Antisemitismusfilm in der ARD

Gestern Abend (spät: 22 Uhr 15 bis 23 Uhr 45) lief der umstrittene Film zum Antisemitismus in Deutschland (und Frankreich), der vom WDR (für ARTE) in Auftrag gegeben, zunächst aber nicht gesendet wurde, dann von der BILD-Zeitung (wenn ich das richtig mitbekommen habe) gestreamt wurde, und jetzt - nach heftigen Zensurvorwürfen - doch noch, wenn auch mit einigen Kommentierungen, gesendet wurde.


Ich habe ihn mir angesehen, und fand ihn nicht so außergewöhnlich. Dass es journalistisch-handwerkliche Fehler darin gegeben haben soll, kann ich nicht beurteilen, neige aber dazu dies zu glauben (was z.B. die Möglichkeit zu Stellungnahmen von Organisationen betrifft, die kritisch erwähnt wurden).


Was mir an dem Film auffiel, ist, dass unendlich viel von Israel und den Palestinensern die Rede war - viel mehr (gefühlt) als vom alltäglichen Antisemitismus in Deutschland oder Frankreich.

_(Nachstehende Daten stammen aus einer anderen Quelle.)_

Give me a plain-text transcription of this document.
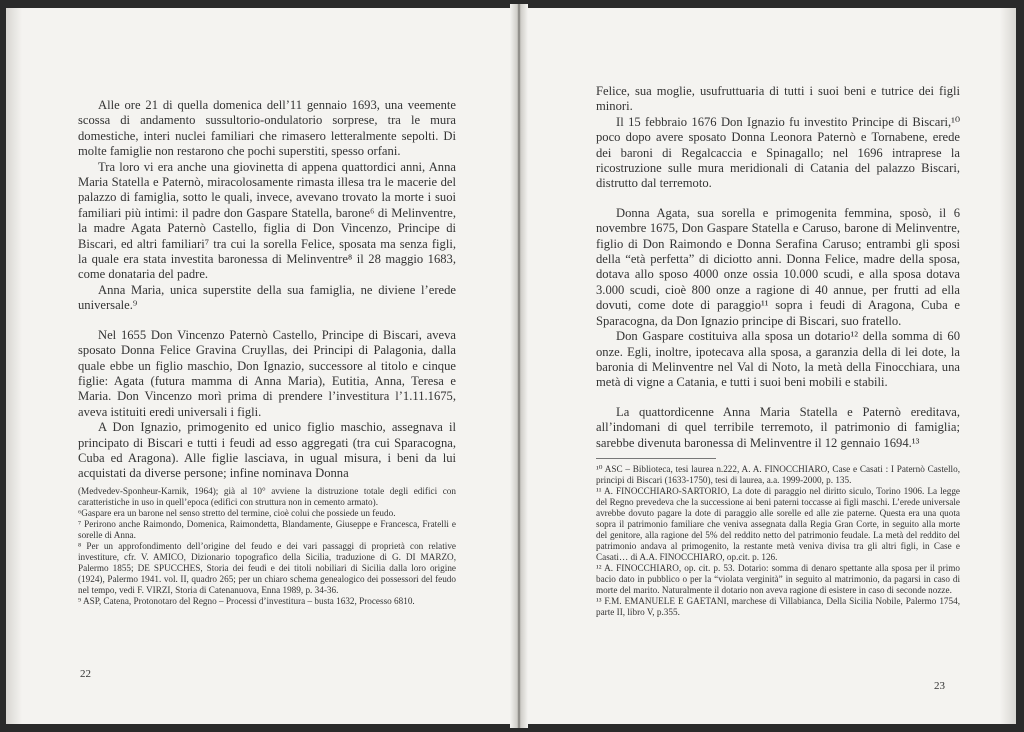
Alle ore 21 di quella domenica dell’11 gennaio 1693, una veemente scossa di andamento sussultorio-ondulatorio sorprese, tra le mura domestiche, interi nuclei familiari che rimasero letteralmente sepolti. Di molte famiglie non restarono che pochi superstiti, spesso orfani.

Tra loro vi era anche una giovinetta di appena quattordici anni, Anna Maria Statella e Paternò, miracolosamente rimasta illesa tra le macerie del palazzo di famiglia, sotto le quali, invece, avevano trovato la morte i suoi familiari più intimi: il padre don Gaspare Statella, barone⁶ di Melinventre, la madre Agata Paternò Castello, figlia di Don Vincenzo, Principe di Biscari, ed altri familiari⁷ tra cui la sorella Felice, sposata ma senza figli, la quale era stata investita baronessa di Melinventre⁸ il 28 maggio 1683, come donataria del padre.

Anna Maria, unica superstite della sua famiglia, ne diviene l’erede universale.⁹

Nel 1655 Don Vincenzo Paternò Castello, Principe di Biscari, aveva sposato Donna Felice Gravina Cruyllas, dei Principi di Palagonia, dalla quale ebbe un figlio maschio, Don Ignazio, successore al titolo e cinque figlie: Agata (futura mamma di Anna Maria), Eutitia, Anna, Teresa e Maria. Don Vincenzo morì prima di prendere l’investitura l’1.11.1675, aveva istituiti eredi universali i figli.

A Don Ignazio, primogenito ed unico figlio maschio, assegnava il principato di Biscari e tutti i feudi ad esso aggregati (tra cui Sparacogna, Cuba ed Aragona). Alle figlie lasciava, in ugual misura, i beni da lui acquistati da diverse persone; infine nominava Donna

(Medvedev-Sponheur-Karnik, 1964); già al 10° avviene la distruzione totale degli edifici con caratteristiche in uso in quell’epoca (edifici con struttura non in cemento armato).

⁶Gaspare era un barone nel senso stretto del termine, cioè colui che possiede un feudo.

⁷ Perirono anche Raimondo, Domenica, Raimondetta, Blandamente, Giuseppe e Francesca, Fratelli e sorelle di Anna.

⁸ Per un approfondimento dell’origine del feudo e dei vari passaggi di proprietà con relative investiture, cfr. V. AMICO, Dizionario topografico della Sicilia, traduzione di G. DI MARZO, Palermo 1855; DE SPUCCHES, Storia dei feudi e dei titoli nobiliari di Sicilia dalla loro origine (1924), Palermo 1941. vol. II, quadro 265; per un chiaro schema genealogico dei possessori del feudo nel tempo, vedi F. VIRZI, Storia di Catenanuova, Enna 1989, p. 34-36.

⁹ ASP, Catena, Protonotaro del Regno – Processi d’investitura – busta 1632, Processo 6810.

22

Felice, sua moglie, usufruttuaria di tutti i suoi beni e tutrice dei figli minori.

Il 15 febbraio 1676 Don Ignazio fu investito Principe di Biscari,¹⁰ poco dopo avere sposato Donna Leonora Paternò e Tornabene, erede dei baroni di Regalcaccia e Spinagallo; nel 1696 intraprese la ricostruzione sulle mura meridionali di Catania del palazzo Biscari, distrutto dal terremoto.

Donna Agata, sua sorella e primogenita femmina, sposò, il 6 novembre 1675, Don Gaspare Statella e Caruso, barone di Melinventre, figlio di Don Raimondo e Donna Serafina Caruso; entrambi gli sposi della “età perfetta” di diciotto anni. Donna Felice, madre della sposa, dotava allo sposo 4000 onze ossia 10.000 scudi, e alla sposa dotava 3.000 scudi, cioè 800 onze a ragione di 40 annue, per frutti ad ella dovuti, come dote di paraggio¹¹ sopra i feudi di Aragona, Cuba e Sparacogna, da Don Ignazio principe di Biscari, suo fratello.

Don Gaspare costituiva alla sposa un dotario¹² della somma di 60 onze. Egli, inoltre, ipotecava alla sposa, a garanzia della di lei dote, la baronia di Melinventre nel Val di Noto, la metà della Finocchiara, una metà di vigne a Catania, e tutti i suoi beni mobili e stabili.

La quattordicenne Anna Maria Statella e Paternò ereditava, all’indomani di quel terribile terremoto, il patrimonio di famiglia; sarebbe divenuta baronessa di Melinventre il 12 gennaio 1694.¹³

¹⁰ ASC – Biblioteca, tesi laurea n.222, A. A. FINOCCHIARO, Case e Casati : I Paternò Castello, principi di Biscari (1633-1750), tesi di laurea, a.a. 1999-2000, p. 135.

¹¹ A. FINOCCHIARO-SARTORIO, La dote di paraggio nel diritto siculo, Torino 1906. La legge del Regno prevedeva che la successione ai beni paterni toccasse ai figli maschi. L’erede universale avrebbe dovuto pagare la dote di paraggio alle sorelle ed alle zie paterne. Questa era una quota sopra il patrimonio familiare che veniva assegnata dalla Regia Gran Corte, in seguito alla morte del genitore, alla ragione del 5% del reddito netto del patrimonio feudale. La metà del reddito del patrimonio andava al primogenito, la restante metà veniva divisa tra gli altri figli, in Case e Casati… di A.A. FINOCCHIARO, op.cit. p. 126.

¹² A. FINOCCHIARO, op. cit. p. 53. Dotario: somma di denaro spettante alla sposa per il primo bacio dato in pubblico o per la “violata verginità” in seguito al matrimonio, da pagarsi in caso di morte del marito. Naturalmente il dotario non aveva ragione di esistere in caso di seconde nozze.

¹³ F.M. EMANUELE E GAETANI, marchese di Villabianca, Della Sicilia Nobile, Palermo 1754, parte II, libro V, p.355.

23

Dass die Palestinenser zu einem großen Teil Antisemiten sind, wusste ich schon. Dass Muslime, wenn sie aus arabischen Staaten kommen (d.h. auch Migranten, Flüchtlinge usw.), eine antisemitische Sozialisation durchlaufen haben, ist letztlich auch nicht so überraschend.


Ist der Papst katholisch?


Was ich an der Antisemitismus-Debatte problematisch finde, ist, dass jede Kritik an der jeweils aktuellen Politik der jeweils aktuellen Regierung Israels als Zeichen des Antisemitismus bewertet wird (wie mir schien: auch im Film). Das folgt einem schwarz-weiß-Schema, das mir unangemessen erscheint. Schließlich gibt es auch hinreichend innerisraelische Kritik an z.B. dem Siedlungsbau in den besetzten Gebieten. Rabin wurde von einem Israeli umgebracht.


Die Fokussierung auf Israel verhüllt m.E. die Tatsache, dass es wieder einen wachsenden Antisemitismus in Europa gibt, in Frankreich wohl mehr als in Deutschland. Und dass dabei Muslime eine Rolle spielen, ist sicher auch nicht zu leugnen. Deshalb sollte - anders als im Film - die Frage lauten, wie hier bei uns mit diesen Tendenzen umgegangen wird.


Ein Aspekt, der in dem Film auch nicht vorkam, ist, dass ziemlich viele Israelis - wenn sie jung sind - nach Berlin auswandern. Ein gutes Zeichen, finde ich...


Die an die Ausstrahlung des Films anschließende Diskussion habe ich nicht mehr angesehen: zu spät. Wieder mal eine Sendung, die unter Ausschluss der Öffentlichkeit (=arbeitende Bevölkerung) gesende wurde.